Öğrenci B.Ç. şöyle diyordu: “Biz bu olayı, Ensar’daki gibi bir durum olmaması için sustuk ve bastırmaya çalıştık. Ancak, yeni gelen öğrencilere de aynı şekilde bir girişimde bulununca biz bunları anlatmaya başladık.”
Erzurum İmam Hatipler Koordinatörü Tekin Pınar da skandaldan haberdardı ve "Iğdır küçük bir yer mağdur kız çocukları korkularından kimseye durumu anlatamamışlar. Üniversite de görev yapan hocalar Ebubekir Öztürk’ten korktukları için çekiniyorlar" demişti.

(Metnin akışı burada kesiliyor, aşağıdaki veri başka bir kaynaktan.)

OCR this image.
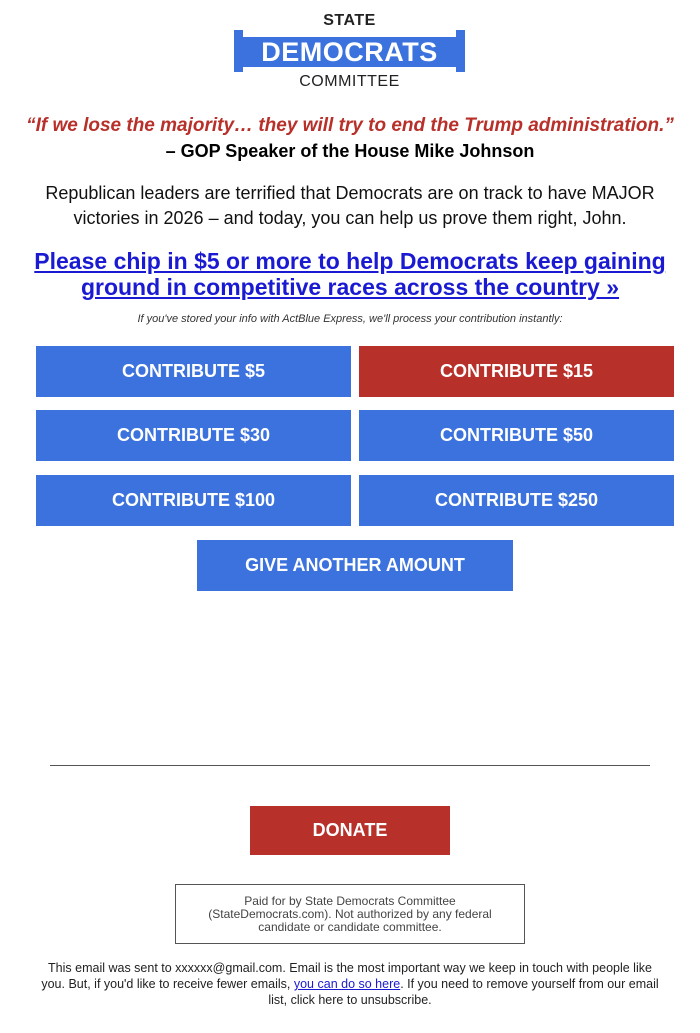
STATE
DEMOCRATS
COMMITTEE
“If we lose the majority… they will try to end the Trump administration.”
– GOP Speaker of the House Mike Johnson
Republican leaders are terrified that Democrats are on track to have MAJOR
victories in 2026 – and today, you can help us prove them right, John.
Please chip in $5 or more to help Democrats keep gaining
ground in competitive races across the country »
If you've stored your info with ActBlue Express, we'll process your contribution instantly:
CONTRIBUTE $5	CONTRIBUTE $15
CONTRIBUTE $30	CONTRIBUTE $50
CONTRIBUTE $100	CONTRIBUTE $250
GIVE ANOTHER AMOUNT
DONATE
Paid for by State Democrats Committee
(StateDemocrats.com). Not authorized by any federal
candidate or candidate committee.
This email was sent to xxxxxx@gmail.com. Email is the most important way we keep in touch with people like you. But, if you'd like to receive fewer emails, you can do so here. If you need to remove yourself from our email list, click here to unsubscribe.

Osman Bayraktutan da yazdığı şikayet dilekçesinin sonunda Ensar Vakfı olayını hatırlatarak yaşananların sır kalması gerektiğini şu sözlerle anlatıyordu:
“Endişemiz şu ki, ‘Ensar Vakfı’nın bir kendini bilmezi tarafından yapılan eylem’ neticesinde hem Vakfa hem de Cumhurbaşkanımıza söylenenler ortadayken, TÜGVA gibi, Cumhurbaşkanımızın bizzat oğlunun kurduğu ve kendisinin de azami derece önem verip desteklediği bu vakfın adının ahlaki zafiyet noktasında dibe vurmuş bir insan tarafından lekelenmesidir. Kısa vadede, bu konunun basına ve diğer art niyetli kişilerin bilgisine yansımadan çözüme kavuşturulması elzemdir.
‘Arazimizi veririz’
Konu halledildikten sonra İlahiyat Fakültesi derneğimiz bünyesinde bulunan ve şuan Yurt yapması için Diyanetten yardım talebinde bulunduğumuz altı (6) dönüm arazimizi protokol çerçevesinde TÜGVA’ya vereceğimizi beyan eder saygılar sunarım.”
Ancak tüm bu bilgiler, belgeler, raporlar, yazışmalar yıllarca bir sır olarak kaldı ve üstü örtüldü. Bir dönem sonra Ebubekir Öztürk’ün yerine başkası atandı. Olay, yargıya intikal etmedi.
Doç. Dr. Osman Bayraktutan da "Oldubitti. Gereken yapıldığını biliyorum. Dava açılıp açılmadığını bilmiyorum. Ama oradan alındı” diye yanıt verdi.